Just reading through all your posts, my heart goes out to you and your mum - you must both be exhausted. Even if your mum doesn;t recognise you she responds to how she feels and just being with you gives her comfort and peace of mind, and is probably the one thing that has made such a difference and pulled her through the latest set back. The care plan was absolutely the right thing to do - we did this for my mum's home carers and it made a lot of sense because there were things that as family we just take for granted but not so obvious for carers and other people who have contact with our loved ones when we are not there to speak for them. All my best wishes and prayers winging their way to you today, hope you can take some time for yourself.
 

catbells

Registered User
Jun 14, 2010
384
0
Cambridgeshire
thank you count2ten. We are still on the rollercoaster. Today Mum has eaten well.

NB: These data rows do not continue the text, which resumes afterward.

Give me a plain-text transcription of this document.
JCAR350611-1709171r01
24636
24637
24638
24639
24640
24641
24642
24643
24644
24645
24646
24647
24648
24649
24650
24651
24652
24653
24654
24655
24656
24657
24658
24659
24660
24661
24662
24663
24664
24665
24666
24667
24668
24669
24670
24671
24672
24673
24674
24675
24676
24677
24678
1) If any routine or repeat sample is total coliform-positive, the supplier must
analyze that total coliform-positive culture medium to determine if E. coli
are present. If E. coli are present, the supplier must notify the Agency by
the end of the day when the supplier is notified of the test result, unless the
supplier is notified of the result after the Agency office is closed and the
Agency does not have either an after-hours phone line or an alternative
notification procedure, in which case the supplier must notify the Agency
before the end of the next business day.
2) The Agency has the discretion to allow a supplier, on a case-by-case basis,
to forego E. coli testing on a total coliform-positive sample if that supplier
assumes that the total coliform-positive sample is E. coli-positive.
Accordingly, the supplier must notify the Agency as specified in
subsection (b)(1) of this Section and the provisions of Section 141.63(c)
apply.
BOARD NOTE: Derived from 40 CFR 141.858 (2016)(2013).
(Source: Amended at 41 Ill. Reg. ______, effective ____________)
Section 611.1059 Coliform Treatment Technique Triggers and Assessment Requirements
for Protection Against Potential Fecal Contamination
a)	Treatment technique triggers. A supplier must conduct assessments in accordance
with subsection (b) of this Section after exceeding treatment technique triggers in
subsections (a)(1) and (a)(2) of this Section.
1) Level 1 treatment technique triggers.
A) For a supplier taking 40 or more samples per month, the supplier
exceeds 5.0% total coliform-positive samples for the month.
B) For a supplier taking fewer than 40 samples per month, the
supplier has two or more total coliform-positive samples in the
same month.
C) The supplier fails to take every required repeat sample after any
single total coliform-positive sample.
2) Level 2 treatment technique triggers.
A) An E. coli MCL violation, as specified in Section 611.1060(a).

Sleeps well during her morning "bed rest" and afternoon "bed rest", the pressure ulcer has been dry for two days, but today as she was wheeled from the dining area there was fluid on the floor, the ulcer seeping to the extent running down to the ground. A carer said there was also an odour. District Nurse was expected this evening to redress the wound. its in a difficult place as its right on the protruding ankle bone, and I asked the carers to ask for antibiotics again (last course finished only a few days ago). She doesn`t need another infection, she may not have the fight left in her. So I wait for what tomorrow brings.
My hubby and I are going away in our tourer caravan, not far away and I`m taking my car too in case I need to return home. I bit of R&R and batteries recharged to face whats coming next. We are going to the coast, so looking forward to some bracing walks on the coast.
Thank you again for your kind thoughts.